Aber genau dieser erwartungsvolle Ausdruck in ihren Augen hat mir plötzlich eine Scheißangst eingejagt. Ich fühlte mich absolut überfordert und alles, was danach noch aus meinem Mund kam, hörte sich einfach nur bescheuert und armselig an.
Ich hatte nicht damit gerechnet, dass Jana mir tatsächlich so schnell eine Chance geben würde, ihr näherzukommen. Ich dachte, ich müsste mich dafür noch viel mehr ins Zeug legen, auch wenn sie ihre Hand vorhin nicht weggezogen hat. Aber genau das Gegenteil war der Fall. Als das Licht anging, war alles Misstrauen aus ihrem Gesicht verschwunden. Ihr vertrauenswürdiges Lächeln und der Glanz in ihren Augen haben mich so geplättet, dass mir ganz schwindlig geworden ist und mir mein ursprünglicher Gedanke, sie als Starthilfe für mein neues Leben zu benutzen, mit einem Mal nur noch mies und hinterhältig vorkam.
Ein Mädchen wie Jana hat mehr verdient, viel mehr. Und zwar jemanden, der nicht nur an seine eigenen Vorteile denkt, wenn er mit ihr zusammen ist, sondern der ihr sagt, dass er sie liebt, und alles dafür tut, ihr jeden verdammten Wunsch von den Augen abzulesen, damit sie nie wieder aufhört zu lächeln. Aber was könnte ich ihr schon bieten? Ich weiß ja noch nicht einmal, wer ich überhaupt bin, und »Ich liebe dich« habe ich noch nie zu einer Frau gesagt. Der Satz kam mir immer übertrieben und lächerlich vor. Wie eine kitschige Hollywood-Erfindung eben.
Ich gebe es ja nur ungern zu, aber vermutlich wäre Jana sogar an Noahs Seite besser aufgehoben als an meiner. Wenigstens spielt er ihr im Gegensatz zu mir nichts vor.
Mein Blick fällt auf den Zettel in meiner Hand und mein Herz verkrampft sich beim Anblick der krakeligen, hastig notierten Ziffern. Janas letzte geballte Kraft steckt darin. Die Kleine hat wirklich Mut. Noch etwas, das uns voneinander unterscheidet. Sie ist zu stolz, um aufzugeben, sie zieht die Dinge bis zum bitteren Ende durch, auch wenn sie sauer und verletzt ist. Und ich, ich renne entweder vor meinen Problemen weg oder bleibe starr auf der Stelle stehen. Je nachdem, was gerade bequemer ist.

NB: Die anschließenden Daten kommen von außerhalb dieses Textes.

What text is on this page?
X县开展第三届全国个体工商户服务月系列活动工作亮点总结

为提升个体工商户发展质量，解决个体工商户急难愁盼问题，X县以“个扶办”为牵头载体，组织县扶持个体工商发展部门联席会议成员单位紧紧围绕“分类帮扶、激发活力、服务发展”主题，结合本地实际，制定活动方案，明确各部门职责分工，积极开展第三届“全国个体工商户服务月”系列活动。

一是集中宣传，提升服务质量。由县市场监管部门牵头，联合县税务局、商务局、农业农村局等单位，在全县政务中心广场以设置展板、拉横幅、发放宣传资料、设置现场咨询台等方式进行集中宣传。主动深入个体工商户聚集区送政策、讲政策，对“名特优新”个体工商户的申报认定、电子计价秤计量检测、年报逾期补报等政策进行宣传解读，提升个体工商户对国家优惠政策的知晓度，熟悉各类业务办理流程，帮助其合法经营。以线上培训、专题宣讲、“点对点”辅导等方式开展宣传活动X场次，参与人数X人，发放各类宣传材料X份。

Langsam wie in Zeitlupe laufe ich Richtung Ausgang. Die Gänge sind so gut wie leer gefegt und jeder meiner Schritte hallt kalt auf dem Betonboden.
Ich erinnere mich daran, wie oft ich in Selbstmitleid gebadet habe, als ich noch Matteo Orsini war. Ich fühlte mich missverstanden, bevormundet und ungerecht behandelt. Aber verglichen mit meiner jetzigen Lage war mein Leben ein Kinderspiel, denn wenigstens musste ich mir keine Gedanken darüber machen, ob ich jemanden verletzte. Alle waren sowieso schon daran gewöhnt, von mir enttäuscht zu werden – sogar ich selbst, und auf einen Fehler mehr oder weniger kam es nicht an. Aber jetzt ist das anders. Ich will niemanden mehr vor den Kopf stoßen, zumindest nicht Jana. Umso schlimmer, dass ich es eben getan habe.
» Scusi , Onkel Fred«, murmle ich, »aber ich schätze, ich hab’s doch vermasselt.«
Ich betrachte noch einmal den Zettel mit ihrer Nummer, dann zerknülle ich ihn kurzerhand und werfe ihn in den Abfalleimer. Ich werde mich von Jana fernhalten, bevor ich sie noch mehr enttäusche oder ihr Hoffnungen mache, die ich dann doch nicht erfüllen kann.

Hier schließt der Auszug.